Traditional load balancing algorithms designed for stateless web services fail catastrophically with LLM endpoints. The fundamental differences include:

Variable request sizes: A single LLM request can range from 50 tokens to 200,000+ tokens, creating massive load imbalances with simple round-robin
Stateful connections: LLM endpoints maintain KV-cache state, making session affinity critical for performance
Rate limiting: Providers enforce strict token-per-minute limits (e.g., Anthropic’s 50,000 TPM for Claude 3.5 Sonnet)
Cost implications: Routing to expensive provisioned throughput when cheaper on-demand capacity is available wastes thousands of dollars monthly

According to Google Cloud’s documentation on advanced load balancing, their waterfall-by-region algorithm minimizes latency by routing to the closest region first, then overflowing to others only when capacity is exhausted. This approach reduces p99 latency by 40-60% compared to naive distribution.
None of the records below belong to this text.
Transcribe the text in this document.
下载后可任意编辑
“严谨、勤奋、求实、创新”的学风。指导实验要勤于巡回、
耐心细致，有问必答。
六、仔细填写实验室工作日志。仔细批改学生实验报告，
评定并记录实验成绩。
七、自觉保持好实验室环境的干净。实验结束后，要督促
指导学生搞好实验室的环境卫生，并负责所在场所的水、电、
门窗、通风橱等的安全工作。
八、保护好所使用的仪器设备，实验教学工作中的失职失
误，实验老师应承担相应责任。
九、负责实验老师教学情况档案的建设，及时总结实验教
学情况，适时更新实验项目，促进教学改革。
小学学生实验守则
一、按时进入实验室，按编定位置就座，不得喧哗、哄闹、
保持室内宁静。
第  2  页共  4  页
Core Load Balancing Strategies

Round-Robin (The Baseline)

Simple round-robin distributes requests sequentially across endpoints. While easy to implement, it’s fundamentally flawed for LLM workloads.

Problems:

Ignores request size variance
No health awareness
No consideration for endpoint capacity
Cannot handle rate limits gracefully

When to use: Only for initial development or when all endpoints are identical in capacity, latency, and cost.

Priority-Based Routing

Priority-based routing assigns weights to endpoints based on cost, performance, or reliability tiers. Higher-priority endpoints receive more traffic until capacity limits are reached.

Implementation approach:

Tier 1: Provisioned throughput endpoints (lowest latency, highest cost)
Tier 2: On-demand endpoints (moderate latency, moderate cost)
Tier 3: Batch/budget endpoints (higher latency, lowest cost)

Latency-Aware Routing

Latency-aware routing continuously monitors endpoint response times and routes traffic to the fastest available endpoints. This requires:

Active health checks with lightweight probes
Exponential weighted moving average (EWMA) for latency smoothing
Dynamic weight adjustment based on real-time performance

Adaptive Load Balancing

Adaptive balancing combines priority, latency, and health signals to make routing decisions. It’s the gold standard for production LLM deployments.
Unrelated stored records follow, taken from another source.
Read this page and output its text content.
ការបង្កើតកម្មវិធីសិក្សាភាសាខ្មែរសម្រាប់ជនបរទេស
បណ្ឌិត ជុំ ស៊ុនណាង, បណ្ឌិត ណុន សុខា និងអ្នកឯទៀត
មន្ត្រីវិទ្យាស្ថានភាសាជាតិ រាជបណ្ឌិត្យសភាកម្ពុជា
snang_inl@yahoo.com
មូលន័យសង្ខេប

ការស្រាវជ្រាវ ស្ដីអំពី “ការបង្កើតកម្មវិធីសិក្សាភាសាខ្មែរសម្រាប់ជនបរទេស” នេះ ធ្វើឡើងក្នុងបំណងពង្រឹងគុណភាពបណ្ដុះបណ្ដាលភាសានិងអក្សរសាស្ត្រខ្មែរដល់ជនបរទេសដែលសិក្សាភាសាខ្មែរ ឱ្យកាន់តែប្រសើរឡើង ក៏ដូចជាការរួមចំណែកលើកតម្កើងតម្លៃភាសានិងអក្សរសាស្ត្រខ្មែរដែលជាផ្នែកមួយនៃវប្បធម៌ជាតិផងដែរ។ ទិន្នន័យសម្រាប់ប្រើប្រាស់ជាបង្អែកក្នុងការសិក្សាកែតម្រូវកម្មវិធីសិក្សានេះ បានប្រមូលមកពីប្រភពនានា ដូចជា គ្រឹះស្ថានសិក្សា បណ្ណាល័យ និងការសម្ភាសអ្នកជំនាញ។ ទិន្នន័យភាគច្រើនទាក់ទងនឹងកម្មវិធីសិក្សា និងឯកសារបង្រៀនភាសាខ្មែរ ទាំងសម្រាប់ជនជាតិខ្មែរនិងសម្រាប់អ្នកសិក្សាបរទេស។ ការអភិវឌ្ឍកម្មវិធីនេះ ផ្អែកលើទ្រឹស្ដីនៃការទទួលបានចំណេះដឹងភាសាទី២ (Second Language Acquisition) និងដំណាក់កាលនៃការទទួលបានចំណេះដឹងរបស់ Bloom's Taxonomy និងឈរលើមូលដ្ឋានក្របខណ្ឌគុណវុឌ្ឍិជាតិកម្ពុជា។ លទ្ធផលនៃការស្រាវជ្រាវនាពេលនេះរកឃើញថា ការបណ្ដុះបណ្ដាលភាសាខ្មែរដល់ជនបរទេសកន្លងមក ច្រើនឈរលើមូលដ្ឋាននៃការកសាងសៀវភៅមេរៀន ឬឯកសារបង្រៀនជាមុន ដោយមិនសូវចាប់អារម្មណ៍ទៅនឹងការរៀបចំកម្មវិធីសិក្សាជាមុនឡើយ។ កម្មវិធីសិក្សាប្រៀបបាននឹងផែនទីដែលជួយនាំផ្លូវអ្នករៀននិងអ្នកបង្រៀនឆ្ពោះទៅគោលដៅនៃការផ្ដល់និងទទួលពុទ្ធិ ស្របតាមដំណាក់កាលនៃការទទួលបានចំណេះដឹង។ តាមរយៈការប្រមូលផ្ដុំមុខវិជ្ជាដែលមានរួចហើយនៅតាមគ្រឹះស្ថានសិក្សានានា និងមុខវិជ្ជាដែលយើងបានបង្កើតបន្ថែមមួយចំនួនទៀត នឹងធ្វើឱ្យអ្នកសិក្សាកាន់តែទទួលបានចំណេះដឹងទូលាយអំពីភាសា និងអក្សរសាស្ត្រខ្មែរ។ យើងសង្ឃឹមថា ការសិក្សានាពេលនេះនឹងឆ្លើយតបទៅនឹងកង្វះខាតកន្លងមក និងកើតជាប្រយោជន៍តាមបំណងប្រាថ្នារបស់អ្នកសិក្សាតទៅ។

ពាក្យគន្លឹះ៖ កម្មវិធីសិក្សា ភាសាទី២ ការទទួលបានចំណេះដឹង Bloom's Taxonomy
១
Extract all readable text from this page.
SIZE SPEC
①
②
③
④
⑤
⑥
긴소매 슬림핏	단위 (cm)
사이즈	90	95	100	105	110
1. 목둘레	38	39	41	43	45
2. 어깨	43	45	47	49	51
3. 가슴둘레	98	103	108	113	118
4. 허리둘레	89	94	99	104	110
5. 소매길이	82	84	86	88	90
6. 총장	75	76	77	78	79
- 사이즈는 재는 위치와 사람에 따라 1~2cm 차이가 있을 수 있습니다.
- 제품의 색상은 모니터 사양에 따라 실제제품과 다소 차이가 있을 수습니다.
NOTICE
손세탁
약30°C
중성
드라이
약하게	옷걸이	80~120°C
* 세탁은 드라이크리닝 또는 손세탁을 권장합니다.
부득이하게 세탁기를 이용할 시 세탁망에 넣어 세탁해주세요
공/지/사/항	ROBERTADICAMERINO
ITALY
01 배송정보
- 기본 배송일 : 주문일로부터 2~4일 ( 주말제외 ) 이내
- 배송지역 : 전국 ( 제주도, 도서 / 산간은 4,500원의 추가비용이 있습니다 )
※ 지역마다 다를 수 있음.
Queue Management and Request Shedding

Queue buildup is the silent killer of LLM infrastructure. Without proper controls, a single slow endpoint can cause memory exhaustion and cascade failures.

The Queue Buildup Problem

When an endpoint becomes slow or unresponsive:

Requests pile up in the load balancer’s pending queue
Memory usage grows linearly with queue depth
New requests are still routed to the failing endpoint
Eventually, the entire system becomes unresponsive

Request Shedding Strategies

Global queue threshold: Reject new requests when total pending requests exceed a limit (e.g., 50 concurrent requests).
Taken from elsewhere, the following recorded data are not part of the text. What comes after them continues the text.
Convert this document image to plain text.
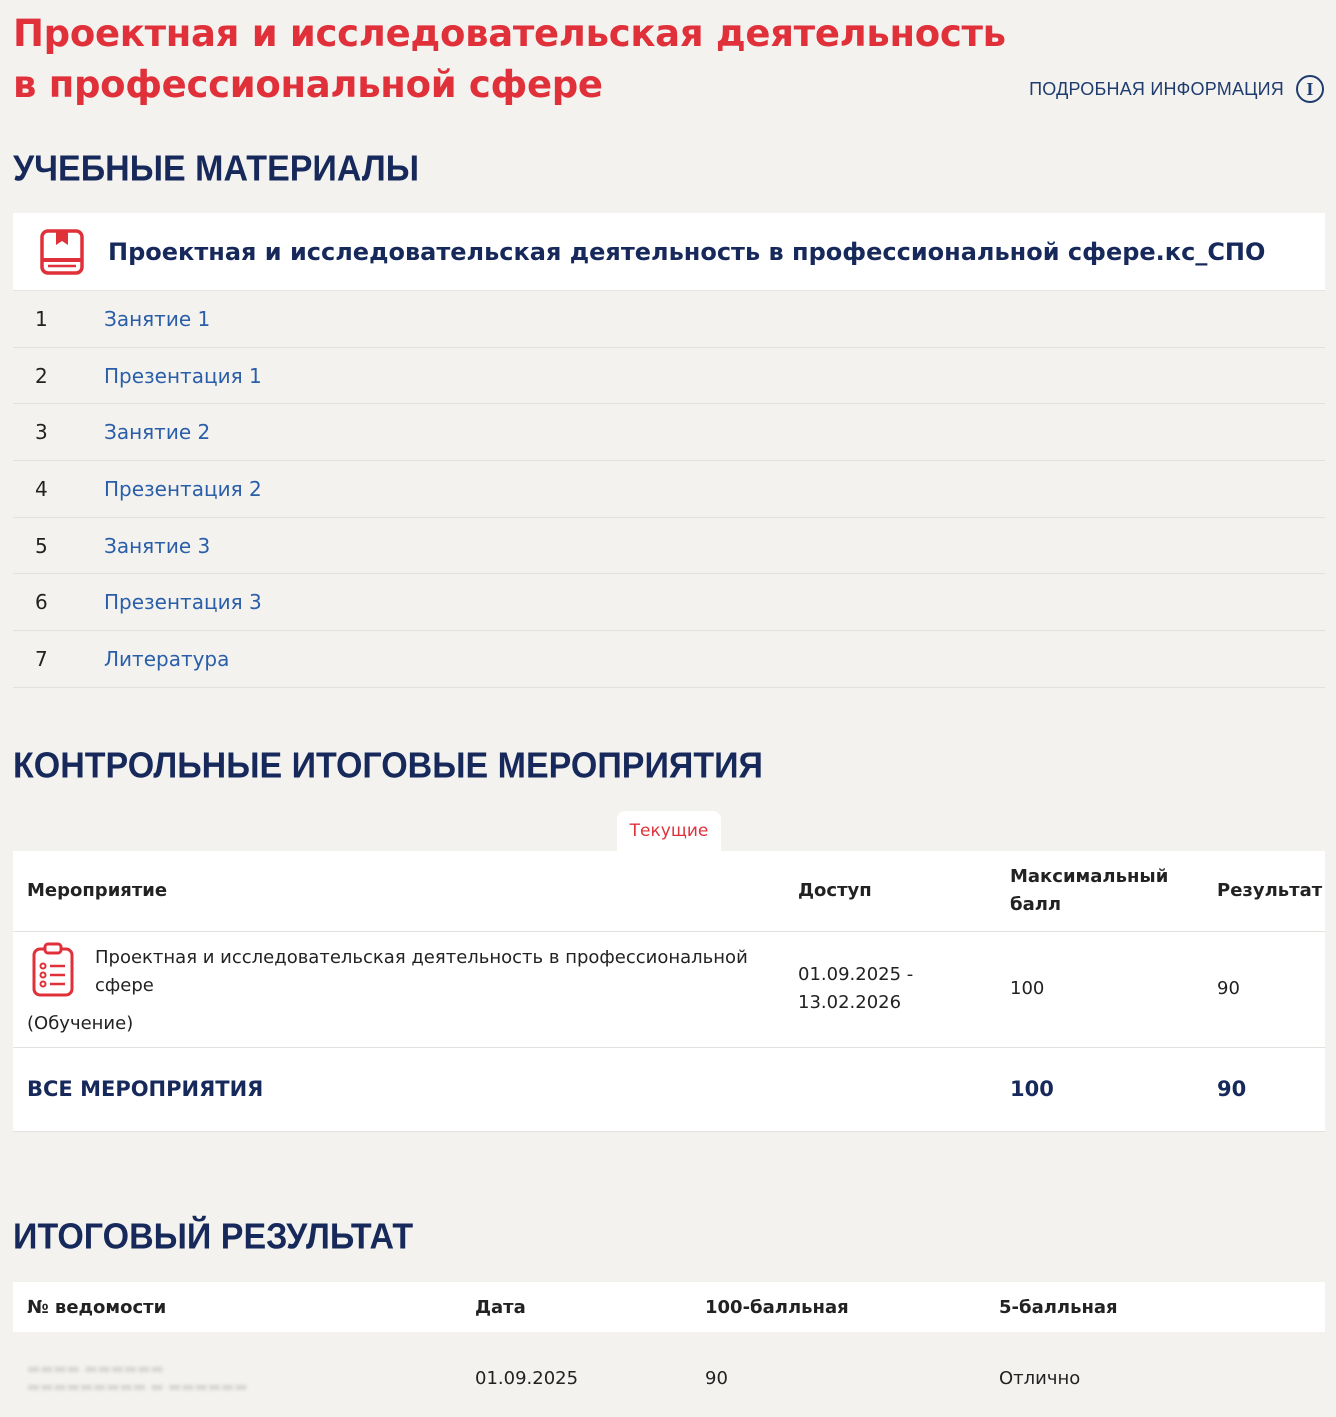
Проектная и исследовательская деятельность в профессиональной сфере	ПОДРОБНАЯ ИНФОРМАЦИЯ	I
УЧЕБНЫЕ МАТЕРИАЛЫ
Проектная и исследовательская деятельность в профессиональной сфере.кс_СПО
1	Занятие 1
2	Презентация 1
3	Занятие 2
4	Презентация 2
5	Занятие 3
6	Презентация 3
7	Литература
КОНТРОЛЬНЫЕ ИТОГОВЫЕ МЕРОПРИЯТИЯ
Текущие
Мероприятие	Доступ	Максимальный балл	Результат

Проектная и исследовательская деятельность в профессиональной сфере
(Обучение)	01.09.2025 - 13.02.2026	100	90
ВСЕ МЕРОПРИЯТИЯ		100	90
ИТОГОВЫЙ РЕЗУЛЬТАТ
№ ведомости	Дата	100-балльная	5-балльная

▬▬▬▬ ▬▬▬▬▬▬
▬▬▬▬▬▬▬▬▬ ▬ ▬▬▬▬▬▬	01.09.2025	90	Отлично
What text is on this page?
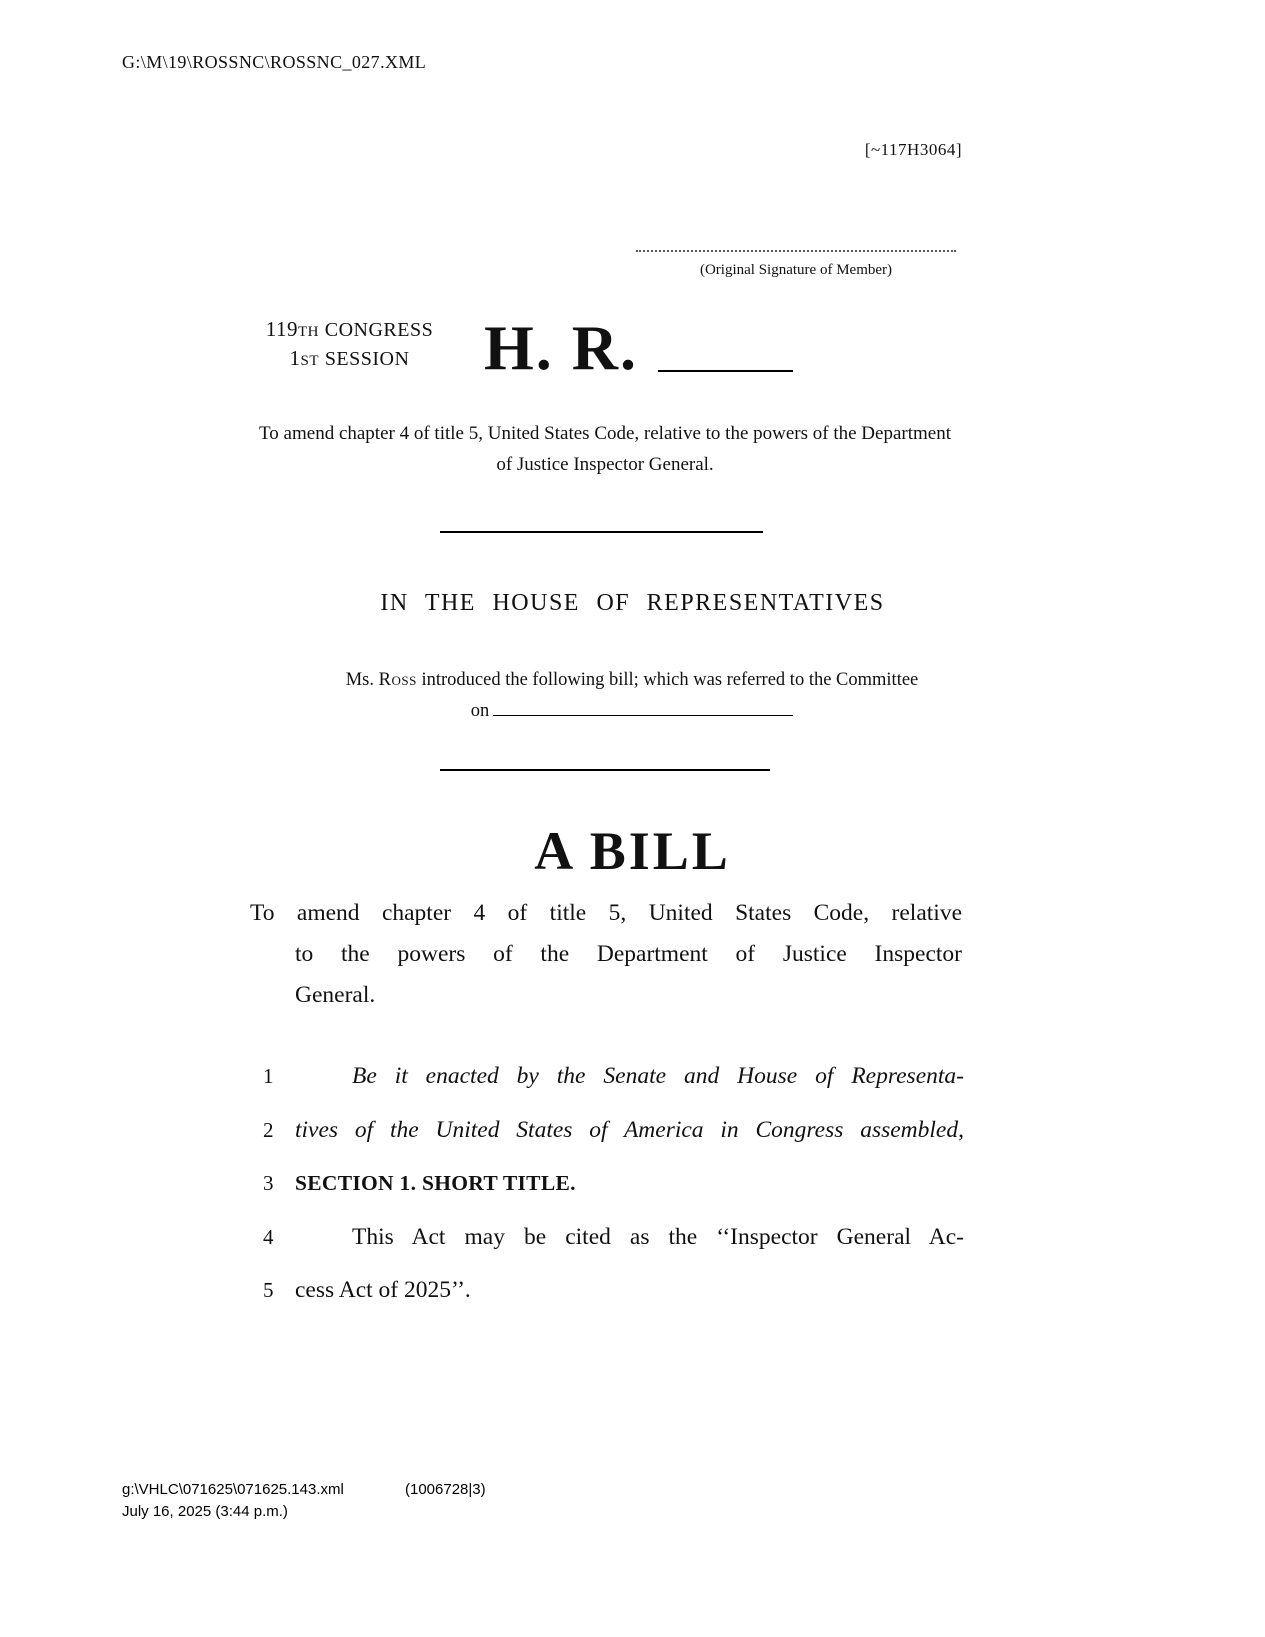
G:\M\19\ROSSNC\ROSSNC_027.XML
[~117H3064]
(Original Signature of Member)
119TH CONGRESS
1ST SESSION	H. R.
To amend chapter 4 of title 5, United States Code, relative to the powers of the Department of Justice Inspector General.
IN THE HOUSE OF REPRESENTATIVES
Ms. Ross introduced the following bill; which was referred to the Committee
on
A BILL
To amend chapter 4 of title 5, United States Code, relative
to the powers of the Department of Justice Inspector
General.
1	Be it enacted by the Senate and House of Representa-
2 tives of the United States of America in Congress assembled,
3	SECTION 1. SHORT TITLE.
4	This Act may be cited as the ‘‘Inspector General Ac-
5 cess Act of 2025’’.
g:\VHLC\071625\071625.143.xml	(1006728|3)
July 16, 2025 (3:44 p.m.)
Per-endpoint queue threshold: Stop routing to an endpoint when its pending queue exceeds capacity (e.g., 5 requests).

Graceful degradation: When overloaded, route only high-priority requests and shed low-priority ones.

Practical Implementation

Configure endpoint health checks

Implement lightweight health checks that run every 30 seconds. Use a minimal request (e.g., 5 tokens) to verify responsiveness without consuming significant resources.
Implement intelligent routing logic

Build a routing algorithm that considers:
- Endpoint health status
- Current queue depth
- Recent latency metrics
- Priority tier
- Rate limit state (respect 429 responses and Retry-After headers)
Add request shedding mechanisms

Implement both global and per-endpoint queue limits. When limits are exceeded:
- Reject new requests with HTTP 503 (Service Unavailable)
- Include Retry-After header based on queue depth
- Log the event for capacity planning
Monitor and adapt

Continuously collect metrics:
- Request throughput per endpoint
- Latency percentiles (p50, p95, p99)
- Error rates
- Queue depths
- Token consumption per endpoint
Use these metrics to dynamically adjust routing weights and endpoint capacity.

import asyncio
import random
import time
from typing import List, Dict, Optional
import httpx

class LLMEndpoint:
    """Represents a single LLM endpoint with health and priority state."""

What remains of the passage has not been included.